Financieel bloedbad verwacht bij Ajax: ‘Dat zal de realiteit gaan zijn’
De broekriemen zijn aangetrokken bij Ajax. De Amsterdammers hebben de afgelopen jaren veel te veel uitgegeven, terwijl de sportieve prestaties achterbleven. Hierdoor moet de club de komende jaren flink gaan bezuinigen, werd afgelopen weekend duidelijk uit een stuk van het NRC. Mike Verweij doet er maandag in Kick-Off van De Telegraaf een schepje bovenop en sluit een ‘financieel bloedbad’ niet uit.
“Dat is in de directie wel een puntje van zorg”, zegt Verweij over de financiële situatie van de club. “Heel veel mensen lijken niet door te hebben hoe slecht de financiële situatie van Ajax is. Als zij niet de transferresultaten hadden, die zij presenteerden afgelopen half jaar, dan had het verlies misschien wel kunnen oplopen tot vijftig, zestig of misschien wel zeventig miljoen. Komend jaar wordt ook een financieel bloedbad verwacht. Dus daar moet de broekriem worden aangetrokken.”
Bij de aanstelling van Alex Kroes als algemeen directeur in 2023 was er al sprake van dat er tachtig fulltimers zouden moeten vertrekken bij Ajax. “Ik denk dat het gewoon de realiteit zal zijn”, gaat Verweij verder. De honderd voltijdsbanen die in de afgelopen vijf jaar werden toegevoegd, reflecteren een periode waarin zowel op het veld als daarbuiten alles leek te lukken. Echter, nu Ajax te maken heeft met minder inkomsten door tegenvallende resultaten en een afwezigheid in de lucratieve Champions League, wordt deze uitbreiding niet langer houdbaar geacht.
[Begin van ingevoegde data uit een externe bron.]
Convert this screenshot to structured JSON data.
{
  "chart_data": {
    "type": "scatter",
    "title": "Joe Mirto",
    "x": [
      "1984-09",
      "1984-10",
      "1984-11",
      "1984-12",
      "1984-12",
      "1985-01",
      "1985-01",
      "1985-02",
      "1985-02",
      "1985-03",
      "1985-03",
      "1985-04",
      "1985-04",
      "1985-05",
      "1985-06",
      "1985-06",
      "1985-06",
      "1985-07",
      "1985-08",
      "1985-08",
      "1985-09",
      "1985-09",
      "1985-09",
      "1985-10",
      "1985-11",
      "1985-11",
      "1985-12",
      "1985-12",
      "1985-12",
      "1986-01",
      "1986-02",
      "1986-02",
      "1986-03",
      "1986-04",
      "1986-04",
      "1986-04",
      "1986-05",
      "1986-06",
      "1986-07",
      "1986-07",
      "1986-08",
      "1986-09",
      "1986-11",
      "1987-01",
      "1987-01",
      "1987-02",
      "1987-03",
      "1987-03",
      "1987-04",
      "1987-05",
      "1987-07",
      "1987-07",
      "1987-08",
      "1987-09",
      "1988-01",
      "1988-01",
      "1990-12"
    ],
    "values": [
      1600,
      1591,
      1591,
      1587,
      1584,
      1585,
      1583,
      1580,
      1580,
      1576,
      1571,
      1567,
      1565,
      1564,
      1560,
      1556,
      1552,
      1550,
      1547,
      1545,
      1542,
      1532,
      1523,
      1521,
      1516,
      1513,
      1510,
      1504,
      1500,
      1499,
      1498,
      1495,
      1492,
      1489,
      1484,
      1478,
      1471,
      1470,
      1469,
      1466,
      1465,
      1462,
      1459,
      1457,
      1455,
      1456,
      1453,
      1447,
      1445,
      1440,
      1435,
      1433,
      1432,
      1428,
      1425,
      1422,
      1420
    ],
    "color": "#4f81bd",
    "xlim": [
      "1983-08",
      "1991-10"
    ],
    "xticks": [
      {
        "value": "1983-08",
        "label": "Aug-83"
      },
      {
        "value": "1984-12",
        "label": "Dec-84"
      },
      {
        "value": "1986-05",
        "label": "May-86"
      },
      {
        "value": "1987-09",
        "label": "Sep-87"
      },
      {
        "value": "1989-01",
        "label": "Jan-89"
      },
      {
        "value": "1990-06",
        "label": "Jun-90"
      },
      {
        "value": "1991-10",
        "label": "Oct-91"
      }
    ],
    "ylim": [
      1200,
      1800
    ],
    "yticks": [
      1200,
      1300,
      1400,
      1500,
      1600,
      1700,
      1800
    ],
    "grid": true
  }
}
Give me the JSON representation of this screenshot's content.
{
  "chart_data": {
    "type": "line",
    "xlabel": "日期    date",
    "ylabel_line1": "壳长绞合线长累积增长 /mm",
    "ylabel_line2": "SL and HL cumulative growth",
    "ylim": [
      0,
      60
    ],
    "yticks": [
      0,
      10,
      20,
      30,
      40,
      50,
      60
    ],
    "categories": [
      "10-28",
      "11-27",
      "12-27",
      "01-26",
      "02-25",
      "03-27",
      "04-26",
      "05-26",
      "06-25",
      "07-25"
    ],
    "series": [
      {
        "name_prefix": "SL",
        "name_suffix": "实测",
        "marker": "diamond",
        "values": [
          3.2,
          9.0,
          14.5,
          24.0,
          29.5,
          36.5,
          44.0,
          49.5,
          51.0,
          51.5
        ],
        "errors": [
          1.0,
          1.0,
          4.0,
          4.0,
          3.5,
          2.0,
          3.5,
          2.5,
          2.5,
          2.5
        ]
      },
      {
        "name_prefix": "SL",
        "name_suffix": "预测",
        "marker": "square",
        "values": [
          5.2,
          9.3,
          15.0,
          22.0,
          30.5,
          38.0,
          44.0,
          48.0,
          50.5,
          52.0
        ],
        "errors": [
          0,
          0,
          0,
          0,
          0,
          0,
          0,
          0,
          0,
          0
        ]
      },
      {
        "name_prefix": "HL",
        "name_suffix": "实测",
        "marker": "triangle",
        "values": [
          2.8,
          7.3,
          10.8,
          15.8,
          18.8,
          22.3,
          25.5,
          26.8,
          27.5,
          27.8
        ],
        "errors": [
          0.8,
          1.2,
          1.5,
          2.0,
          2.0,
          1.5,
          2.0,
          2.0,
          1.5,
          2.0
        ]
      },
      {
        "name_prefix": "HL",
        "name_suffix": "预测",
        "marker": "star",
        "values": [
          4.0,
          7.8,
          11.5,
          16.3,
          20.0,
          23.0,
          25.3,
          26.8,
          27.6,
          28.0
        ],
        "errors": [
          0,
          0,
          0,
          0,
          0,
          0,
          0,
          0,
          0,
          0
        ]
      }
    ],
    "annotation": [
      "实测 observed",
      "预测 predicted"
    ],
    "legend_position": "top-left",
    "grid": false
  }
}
Lees ook: Dit moet de shortlist van Alex Kroes zijn bij vertrek van Kenneth Taylor
In de afgelopen vijf jaar kwamen er honderd voltijdsbanen bij, waardoor dit nu op 474 ligt, ingevuld door zo’n vijfhonderd mensen. Het doel is om terug te keren naar een compactere organisatie met 300 tot 350 voltijdsbanen. De reorganisatie raakt niet alleen het administratieve en ondersteunende personeel, maar ook afdelingen die direct bijdragen aan het sportieve succes, zoals de jeugdopleiding en de scouting.
Ajax benadrukt dat de bezuinigingen geen bedreiging vormen voor de overlevingskansen van de club, zelfs niet in het ongunstige scenario waarin Europees voetbal structureel uitblijft. Dit biedt enige geruststelling, maar roept ook vragen op over de lange termijn: hoe wil de club zich positioneren in een steeds competitiever voetballandschap waarin financiële middelen en efficiëntie cruciaal zijn? Een krimpende organisatie kan tegelijkertijd focus en wendbaarheid bieden, maar ook beperkingen opleggen aan de ambities van de club.